BERLIN – For years, Germany’s government had contact with the organizers of the
Black September terror group that was responsible for the murder of 11 Israeli
sportsmen and a German police office at the 1972 Olympic Games, German newspaper
Der Spiegel reported Sunday.
Several months after the murders, the West
German government proposed a secret meeting between one of the organizers of the
Palestinian terrorist group and then-foreign minister Walter Scheel. The aim of
the clandestine meeting was to create a “new basis of trust,” according to Der
Spiegel.
Germany’s government demanded a quid pro quo.
The PLO
would cease attacks on German soil in exchange for a political upgrade. In
addition to granting political legitimacy to the PLO, the government would pull
the plug on any criminal charges for the murders in Munich.
Paul Frank,
the state secretary in the Foreign Ministry, sent a signal to the PLO that the
“Munich chapter” is now “closed,” Der Spiegel wrote.
The newsweekly
reported that when the French police arrested Abu Daoud (real name Muhammad
Daoud Oude) – one of the main organizers of the killing spree in Munich – and
inquired about extraditing him to the German authorities, Bavarian justice
secretary Alfred Seidl recommended that Germany take no action.
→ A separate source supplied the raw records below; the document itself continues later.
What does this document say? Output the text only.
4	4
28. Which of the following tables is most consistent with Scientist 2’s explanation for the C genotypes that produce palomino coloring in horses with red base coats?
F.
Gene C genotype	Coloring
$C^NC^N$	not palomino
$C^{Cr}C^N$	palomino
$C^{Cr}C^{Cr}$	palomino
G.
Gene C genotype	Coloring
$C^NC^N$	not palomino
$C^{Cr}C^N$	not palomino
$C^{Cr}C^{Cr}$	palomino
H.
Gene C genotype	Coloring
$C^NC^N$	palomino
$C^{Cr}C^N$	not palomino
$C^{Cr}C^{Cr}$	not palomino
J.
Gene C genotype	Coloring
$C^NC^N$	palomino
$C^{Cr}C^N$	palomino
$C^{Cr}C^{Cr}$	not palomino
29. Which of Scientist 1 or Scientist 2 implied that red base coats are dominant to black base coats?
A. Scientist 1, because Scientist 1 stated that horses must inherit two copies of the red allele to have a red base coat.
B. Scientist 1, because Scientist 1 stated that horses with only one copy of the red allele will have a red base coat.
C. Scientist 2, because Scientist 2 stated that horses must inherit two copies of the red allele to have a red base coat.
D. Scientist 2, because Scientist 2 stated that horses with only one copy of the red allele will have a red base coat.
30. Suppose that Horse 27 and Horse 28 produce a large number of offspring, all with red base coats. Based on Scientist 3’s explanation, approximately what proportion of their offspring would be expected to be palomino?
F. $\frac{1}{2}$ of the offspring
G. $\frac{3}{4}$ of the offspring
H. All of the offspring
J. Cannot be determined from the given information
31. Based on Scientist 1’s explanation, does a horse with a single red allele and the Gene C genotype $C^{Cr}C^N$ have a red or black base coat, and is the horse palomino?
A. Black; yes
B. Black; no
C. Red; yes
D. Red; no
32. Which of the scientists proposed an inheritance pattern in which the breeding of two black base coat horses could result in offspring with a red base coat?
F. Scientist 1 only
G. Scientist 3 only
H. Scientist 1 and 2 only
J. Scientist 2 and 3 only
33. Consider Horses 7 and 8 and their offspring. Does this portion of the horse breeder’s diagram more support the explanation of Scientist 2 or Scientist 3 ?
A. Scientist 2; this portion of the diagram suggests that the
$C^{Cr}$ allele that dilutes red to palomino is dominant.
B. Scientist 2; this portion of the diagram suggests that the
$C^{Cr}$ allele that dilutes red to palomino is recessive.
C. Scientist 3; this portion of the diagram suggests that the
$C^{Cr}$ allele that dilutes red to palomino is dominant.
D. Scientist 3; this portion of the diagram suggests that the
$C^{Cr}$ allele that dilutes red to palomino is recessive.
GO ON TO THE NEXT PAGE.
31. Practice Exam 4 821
The French
released Abu Daoud. Syria’s Assad regime protected Abu Daoud and the Fatah
terrorist in a Damascus hospital in 2010.
Germany today maintains a quid
pro quo policy toward the Lebanese terrorist group Hezbollah that is similar to
its posture toward Black September, according to German journalists and
intelligence officers. The Federal Republic allows Hezbollah’s 950 active
members to work legally in Germany in exchange for not engaging in terrorism on
German soil.
Philipp Missfelder, Bundestag foreign policy spokesman for
Chancellor Angela Merkel’s party, wrote The Jerusalem Post last week, “It is
long overdue to place Hezbollah on the EU’s list of terror
organizations.”
The Berlin office of the American Jewish Committee issued
a statement last week calling on Merkel’s administration to ban Hezbollah.